Questa foto di Pasolini scatena ogni ricordo di Roma e una nostalgia banale di un mondo perduto, e le chiacchiere circa una città che non esiste più.

In realtà mi viene in mente un ragionamento intorno al cosiddetto Paradosso dell’immunità, che fa sì che bambini non esposti ad agenti infettivi da piccoli, poi possano contrarre asma e altre patologie, da adulti. Quegli agenti rinforzano il loro sistema immunitario (la faccio breve ché non è il mio campo).

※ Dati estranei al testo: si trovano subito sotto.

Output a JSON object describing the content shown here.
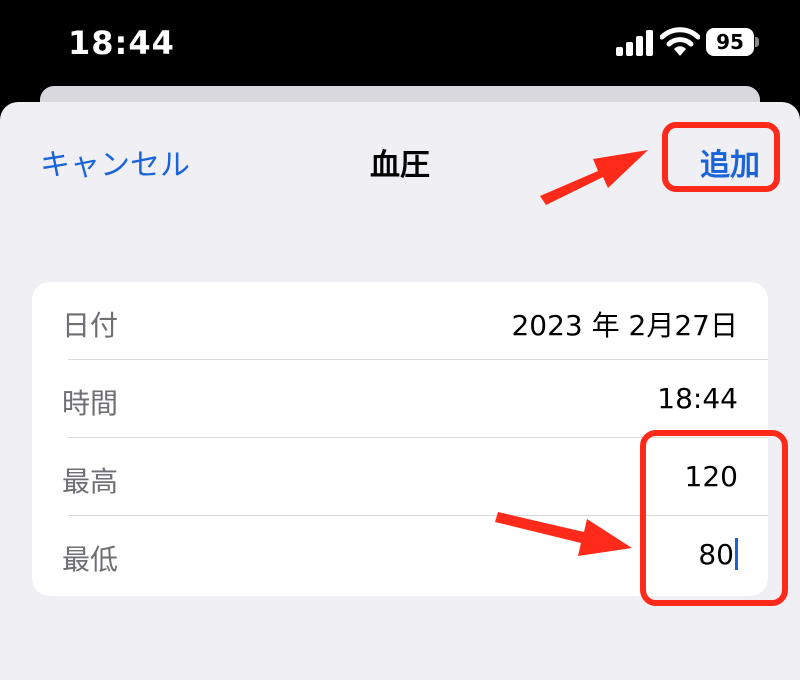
{
  "status_bar": {
    "time": "18:44",
    "battery": "95"
  },
  "nav": {
    "cancel": "キャンセル",
    "title": "血圧",
    "add": "追加"
  },
  "rows": [
    {
      "label": "日付",
      "value": "2023 年 2月27日"
    },
    {
      "label": "時間",
      "value": "18:44"
    },
    {
      "label": "最高",
      "value": "120"
    },
    {
      "label": "最低",
      "value": "80"
    }
  ],
  "colors": {
    "accent": "#1a63d8",
    "highlight": "#ff2a1a",
    "sheet": "#efeff4"
  },
  "icons": [
    "signal-icon",
    "wifi-icon",
    "battery-icon",
    "arrow-annotation-icon"
  ]
}
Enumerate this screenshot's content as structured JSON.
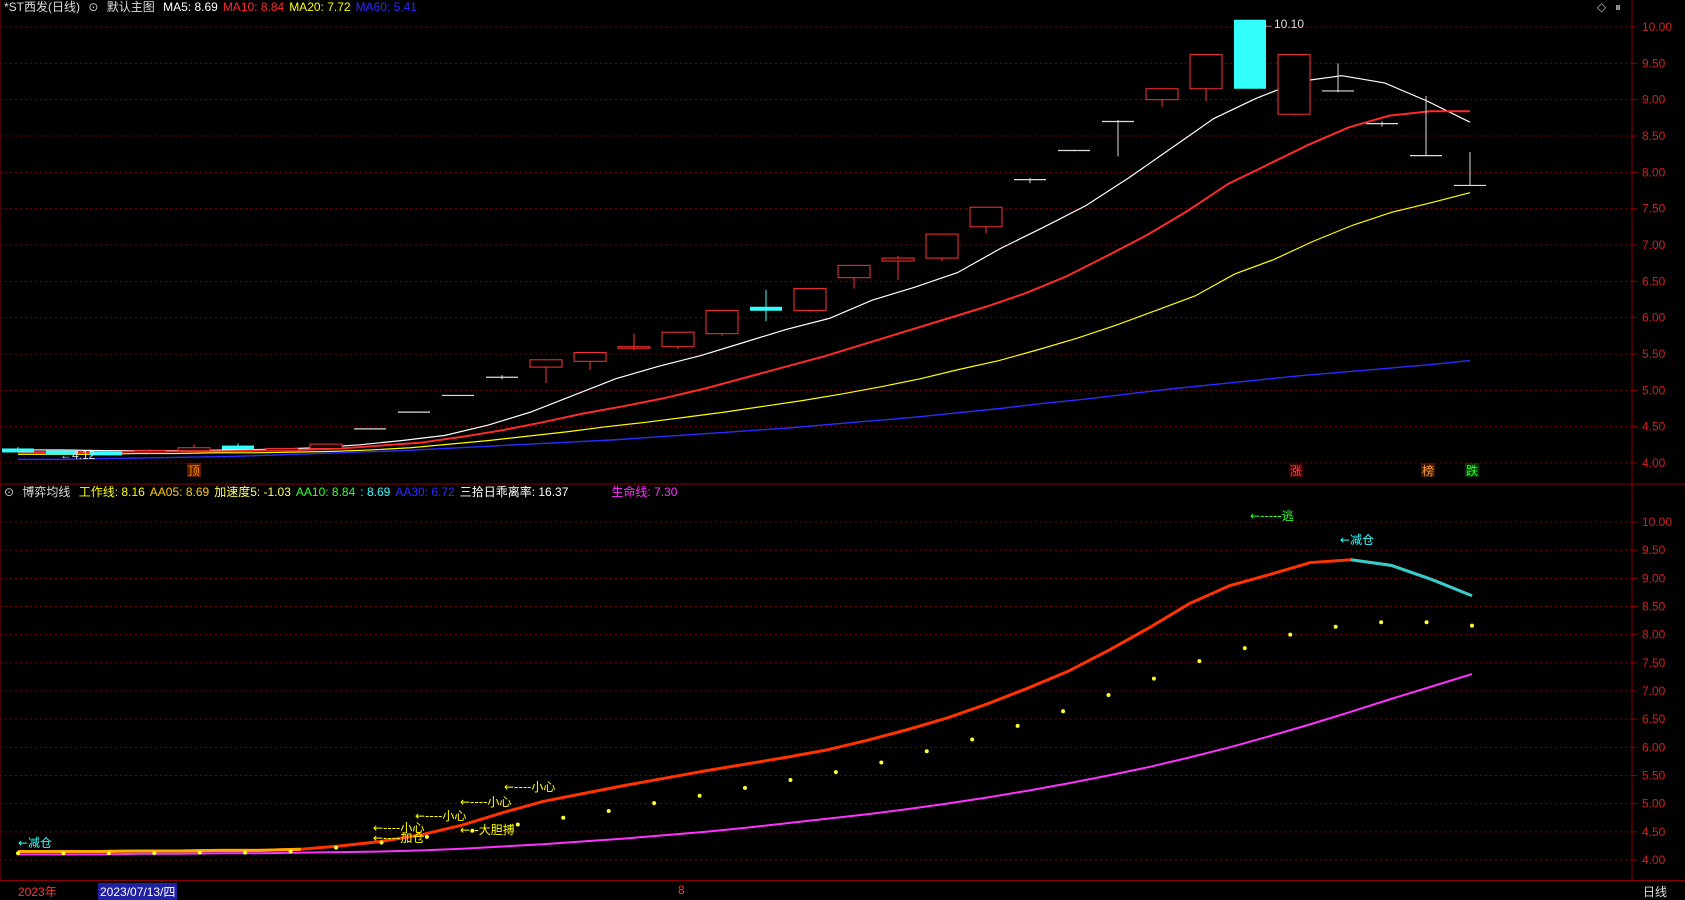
{
  "main_panel": {
    "title": "*ST西发(日线)",
    "template": "默认主图",
    "ma_labels": [
      {
        "text": "MA5: 8.69",
        "color": "#ffffff"
      },
      {
        "text": "MA10: 8.84",
        "color": "#ff2a2a"
      },
      {
        "text": "MA20: 7.72",
        "color": "#ffff00"
      },
      {
        "text": "MA60: 5.41",
        "color": "#2b2bff"
      }
    ],
    "high_label": "10.10",
    "low_label": "4.12",
    "y_ticks": [
      "10.00",
      "9.50",
      "9.00",
      "8.50",
      "8.00",
      "7.50",
      "7.00",
      "6.50",
      "6.00",
      "5.50",
      "5.00",
      "4.50",
      "4.00"
    ],
    "markers": [
      {
        "text": "顶",
        "color": "#ff8c00",
        "bg": "#5a1a00"
      },
      {
        "text": "涨",
        "color": "#ff4040",
        "bg": "#3a0000"
      },
      {
        "text": "榜",
        "color": "#ff9933",
        "bg": "#3a1a00"
      },
      {
        "text": "跌",
        "color": "#33ff33",
        "bg": "#003a00"
      }
    ],
    "icons": [
      {
        "name": "diamond-icon",
        "glyph": "◇"
      },
      {
        "name": "pause-icon",
        "glyph": "⏸"
      }
    ]
  },
  "sub_panel": {
    "indicator_name": "博弈均线",
    "labels": [
      {
        "text": "工作线: 8.16",
        "color": "#ffff00"
      },
      {
        "text": "AA05: 8.69",
        "color": "#ffcc00"
      },
      {
        "text": "加速度5: -1.03",
        "color": "#ffff66"
      },
      {
        "text": "AA10: 8.84",
        "color": "#33ff33"
      },
      {
        "text": ": 8.69",
        "color": "#33ffff"
      },
      {
        "text": "AA30: 6.72",
        "color": "#2b2bff"
      },
      {
        "text": "三拾日乖离率: 16.37",
        "color": "#ffffff"
      },
      {
        "text": "生命线: 7.30",
        "color": "#ff33ff"
      }
    ],
    "y_ticks": [
      "10.00",
      "9.50",
      "9.00",
      "8.50",
      "8.00",
      "7.50",
      "7.00",
      "6.50",
      "6.00",
      "5.50",
      "5.00",
      "4.50",
      "4.00"
    ],
    "annotations": [
      {
        "text": "←减仓",
        "color": "#33ffff"
      },
      {
        "text": "←----小心",
        "color": "#ffff00"
      },
      {
        "text": "←----加仓",
        "color": "#ffff00"
      },
      {
        "text": "←----小心",
        "color": "#ffff00"
      },
      {
        "text": "←----小心",
        "color": "#ffff00"
      },
      {
        "text": "←----小心",
        "color": "#ffff00"
      },
      {
        "text": "←--大胆搏",
        "color": "#ffff00"
      },
      {
        "text": "←-----逃",
        "color": "#33ff33"
      },
      {
        "text": "←减仓",
        "color": "#33ffff"
      }
    ]
  },
  "bottom_bar": {
    "year": "2023年",
    "date": "2023/07/13/四",
    "mid": "8",
    "period": "日线"
  },
  "chart_data": [
    {
      "type": "candlestick",
      "title": "*ST西发(日线)",
      "ylim": [
        3.85,
        10.15
      ],
      "candles": [
        {
          "o": 4.2,
          "h": 4.22,
          "l": 4.16,
          "c": 4.18,
          "color": "cyan"
        },
        {
          "o": 4.17,
          "h": 4.19,
          "l": 4.15,
          "c": 4.17,
          "color": "cyan"
        },
        {
          "o": 4.16,
          "h": 4.18,
          "l": 4.13,
          "c": 4.15,
          "color": "cyan"
        },
        {
          "o": 4.15,
          "h": 4.19,
          "l": 4.12,
          "c": 4.17,
          "color": "red"
        },
        {
          "o": 4.17,
          "h": 4.26,
          "l": 4.15,
          "c": 4.21,
          "color": "red"
        },
        {
          "o": 4.24,
          "h": 4.27,
          "l": 4.18,
          "c": 4.21,
          "color": "cyan"
        },
        {
          "o": 4.17,
          "h": 4.21,
          "l": 4.15,
          "c": 4.2,
          "color": "red"
        },
        {
          "o": 4.2,
          "h": 4.26,
          "l": 4.18,
          "c": 4.26,
          "color": "red"
        },
        {
          "o": 4.47,
          "h": 4.47,
          "l": 4.47,
          "c": 4.47,
          "color": "white"
        },
        {
          "o": 4.7,
          "h": 4.7,
          "l": 4.7,
          "c": 4.7,
          "color": "white"
        },
        {
          "o": 4.93,
          "h": 4.93,
          "l": 4.93,
          "c": 4.93,
          "color": "white"
        },
        {
          "o": 5.18,
          "h": 5.21,
          "l": 5.15,
          "c": 5.18,
          "color": "white"
        },
        {
          "o": 5.32,
          "h": 5.42,
          "l": 5.1,
          "c": 5.42,
          "color": "red"
        },
        {
          "o": 5.4,
          "h": 5.52,
          "l": 5.28,
          "c": 5.52,
          "color": "red"
        },
        {
          "o": 5.6,
          "h": 5.78,
          "l": 5.55,
          "c": 5.6,
          "color": "red"
        },
        {
          "o": 5.6,
          "h": 5.8,
          "l": 5.57,
          "c": 5.8,
          "color": "red"
        },
        {
          "o": 5.78,
          "h": 6.1,
          "l": 5.75,
          "c": 6.1,
          "color": "red"
        },
        {
          "o": 6.15,
          "h": 6.38,
          "l": 5.95,
          "c": 6.12,
          "color": "cyan"
        },
        {
          "o": 6.1,
          "h": 6.4,
          "l": 6.08,
          "c": 6.4,
          "color": "red"
        },
        {
          "o": 6.55,
          "h": 6.72,
          "l": 6.4,
          "c": 6.72,
          "color": "red"
        },
        {
          "o": 6.78,
          "h": 6.85,
          "l": 6.52,
          "c": 6.82,
          "color": "red"
        },
        {
          "o": 6.82,
          "h": 7.15,
          "l": 6.78,
          "c": 7.15,
          "color": "red"
        },
        {
          "o": 7.25,
          "h": 7.52,
          "l": 7.16,
          "c": 7.52,
          "color": "red"
        },
        {
          "o": 7.9,
          "h": 7.92,
          "l": 7.85,
          "c": 7.9,
          "color": "white"
        },
        {
          "o": 8.3,
          "h": 8.31,
          "l": 8.29,
          "c": 8.3,
          "color": "white"
        },
        {
          "o": 8.7,
          "h": 8.72,
          "l": 8.22,
          "c": 8.7,
          "color": "white"
        },
        {
          "o": 9.0,
          "h": 9.15,
          "l": 8.9,
          "c": 9.15,
          "color": "red"
        },
        {
          "o": 9.15,
          "h": 9.62,
          "l": 8.98,
          "c": 9.62,
          "color": "red"
        },
        {
          "o": 10.1,
          "h": 10.1,
          "l": 9.15,
          "c": 9.15,
          "color": "cyan"
        },
        {
          "o": 8.8,
          "h": 9.62,
          "l": 8.78,
          "c": 9.62,
          "color": "red"
        },
        {
          "o": 9.12,
          "h": 9.5,
          "l": 9.1,
          "c": 9.12,
          "color": "white"
        },
        {
          "o": 8.67,
          "h": 8.7,
          "l": 8.63,
          "c": 8.67,
          "color": "white"
        },
        {
          "o": 8.23,
          "h": 9.05,
          "l": 8.23,
          "c": 8.23,
          "color": "white"
        },
        {
          "o": 7.82,
          "h": 8.28,
          "l": 7.82,
          "c": 7.82,
          "color": "white"
        }
      ],
      "series": [
        {
          "name": "MA5",
          "color": "#ffffff",
          "values": [
            4.18,
            4.18,
            4.17,
            4.17,
            4.17,
            4.18,
            4.19,
            4.21,
            4.25,
            4.31,
            4.38,
            4.52,
            4.7,
            4.93,
            5.16,
            5.33,
            5.48,
            5.66,
            5.84,
            5.99,
            6.24,
            6.42,
            6.62,
            6.95,
            7.24,
            7.54,
            7.92,
            8.33,
            8.74,
            9.02,
            9.25,
            9.33,
            9.23,
            8.98,
            8.69
          ]
        },
        {
          "name": "MA10",
          "color": "#ff2a2a",
          "values": [
            4.15,
            4.15,
            4.15,
            4.16,
            4.16,
            4.16,
            4.17,
            4.18,
            4.2,
            4.24,
            4.28,
            4.36,
            4.45,
            4.56,
            4.68,
            4.78,
            4.89,
            5.02,
            5.17,
            5.32,
            5.47,
            5.64,
            5.81,
            5.98,
            6.15,
            6.34,
            6.57,
            6.85,
            7.14,
            7.47,
            7.84,
            8.11,
            8.38,
            8.62,
            8.78,
            8.84,
            8.84
          ]
        },
        {
          "name": "MA20",
          "color": "#ffff00",
          "values": [
            4.12,
            4.12,
            4.12,
            4.13,
            4.13,
            4.14,
            4.14,
            4.15,
            4.16,
            4.18,
            4.21,
            4.26,
            4.31,
            4.37,
            4.43,
            4.5,
            4.56,
            4.63,
            4.7,
            4.78,
            4.86,
            4.95,
            5.05,
            5.16,
            5.29,
            5.41,
            5.56,
            5.72,
            5.9,
            6.1,
            6.3,
            6.6,
            6.8,
            7.05,
            7.27,
            7.45,
            7.58,
            7.72
          ]
        },
        {
          "name": "MA60",
          "color": "#2b2bff",
          "values": [
            4.05,
            4.05,
            4.06,
            4.07,
            4.08,
            4.09,
            4.11,
            4.13,
            4.15,
            4.17,
            4.2,
            4.23,
            4.26,
            4.29,
            4.32,
            4.36,
            4.4,
            4.44,
            4.48,
            4.53,
            4.58,
            4.63,
            4.69,
            4.75,
            4.82,
            4.88,
            4.95,
            5.02,
            5.08,
            5.14,
            5.2,
            5.25,
            5.3,
            5.35,
            5.41
          ]
        }
      ]
    },
    {
      "type": "line",
      "title": "博弈均线",
      "ylim": [
        3.85,
        10.15
      ],
      "series": [
        {
          "name": "AA05",
          "color": "#ff3300",
          "values": [
            4.15,
            4.15,
            4.15,
            4.16,
            4.16,
            4.17,
            4.17,
            4.19,
            4.25,
            4.33,
            4.45,
            4.62,
            4.84,
            5.04,
            5.18,
            5.32,
            5.45,
            5.58,
            5.7,
            5.82,
            5.95,
            6.12,
            6.31,
            6.52,
            6.77,
            7.05,
            7.35,
            7.72,
            8.12,
            8.55,
            8.87,
            9.07,
            9.28,
            9.33,
            9.23,
            8.98,
            8.69
          ]
        },
        {
          "name": "生命线",
          "color": "#ff33ff",
          "values": [
            4.1,
            4.1,
            4.1,
            4.11,
            4.11,
            4.12,
            4.12,
            4.13,
            4.14,
            4.15,
            4.17,
            4.2,
            4.24,
            4.28,
            4.33,
            4.38,
            4.44,
            4.5,
            4.57,
            4.65,
            4.73,
            4.81,
            4.9,
            5.0,
            5.11,
            5.23,
            5.36,
            5.5,
            5.65,
            5.82,
            6.0,
            6.2,
            6.41,
            6.63,
            6.86,
            7.08,
            7.3
          ]
        },
        {
          "name": "工作线",
          "color": "#ffff00",
          "values": [
            4.12,
            4.12,
            4.12,
            4.12,
            4.13,
            4.13,
            4.15,
            4.22,
            4.31,
            4.41,
            4.52,
            4.63,
            4.75,
            4.87,
            5.01,
            5.14,
            5.28,
            5.42,
            5.56,
            5.73,
            5.93,
            6.14,
            6.38,
            6.64,
            6.93,
            7.22,
            7.53,
            7.76,
            8.0,
            8.14,
            8.22,
            8.22,
            8.16
          ]
        }
      ]
    }
  ]
}
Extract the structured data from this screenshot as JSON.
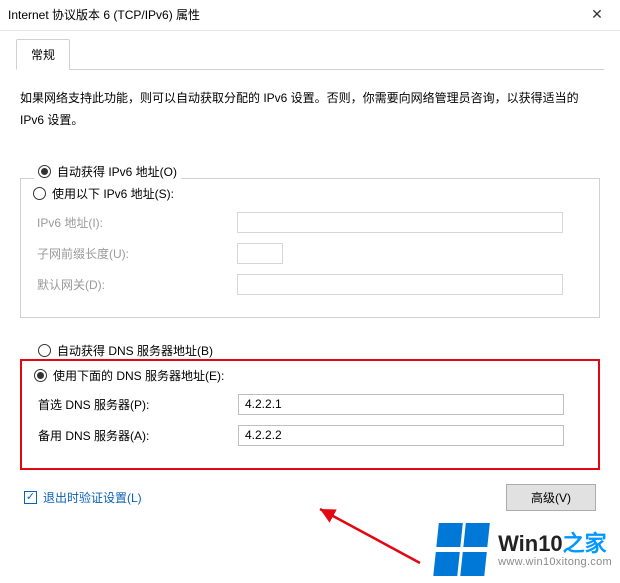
{
  "window": {
    "title": "Internet 协议版本 6 (TCP/IPv6) 属性"
  },
  "tabs": {
    "general": "常规"
  },
  "description": "如果网络支持此功能，则可以自动获取分配的 IPv6 设置。否则，你需要向网络管理员咨询，以获得适当的 IPv6 设置。",
  "ip": {
    "auto_label": "自动获得 IPv6 地址(O)",
    "manual_label": "使用以下 IPv6 地址(S):",
    "address_label": "IPv6 地址(I):",
    "prefix_label": "子网前缀长度(U):",
    "gateway_label": "默认网关(D):",
    "address_value": "",
    "prefix_value": "",
    "gateway_value": ""
  },
  "dns": {
    "auto_label": "自动获得 DNS 服务器地址(B)",
    "manual_label": "使用下面的 DNS 服务器地址(E):",
    "preferred_label": "首选 DNS 服务器(P):",
    "alternate_label": "备用 DNS 服务器(A):",
    "preferred_value": "4.2.2.1",
    "alternate_value": "4.2.2.2"
  },
  "footer": {
    "validate_label": "退出时验证设置(L)",
    "advanced_label": "高级(V)"
  },
  "watermark": {
    "brand_a": "Win10",
    "brand_b": "之家",
    "url": "www.win10xitong.com"
  }
}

Più che a Pasolini penso soprattutto a Roma, e a un amico caro il quale scrive che non è così convinto che le città abbiano un’anima. Ecco forse, caro Luca, le città non hanno un’anima tuttavia il loro sistema immunitario può deteriorarsi rispetto ad alcuni agenti patogeni. Se le consideriamo organismi, e non dubito lo siano, forse possiamo pensare che abbiamo raschiato via, insieme allo sporco, la superficie viva delle cose, lasciando un’altra banale seppure tossica sporcizia di superficie e creando una feroce contraddizione.  Pur condividendo buona parte del ragionamento di Tamar Pitch sul decoro, e non condividendo l’abuso che si fa del suo discorso, penso che lo sporco di superficie, la monnezza, ci abbia reso intolleranti, quasi in senso clinico, allo sporco e tuttavia ci abbia abituato ai rifiuti. E penso che, allo stesso modo, il nuovo pulito, una certa ossessione del pulito rappresentata alla perfezione dai mercati dipinti di bianco e senza più grida, ci abbia reso allergici ai nuovi brutti sporchi e cattivi che non vivono più nelle baracche a Valle Aurelia, sopra la ferrovia. Come se la nostra memoria immunologica delle persone e delle cose, a forza di esternalizzarla, sia andata in corto circuito. E oggi siamo allergici a tutto. A quello cui è giusto essere allergici, e a quello che no, non merita la nostra allergia.
(Ci sarebbe molto altro da scrivere).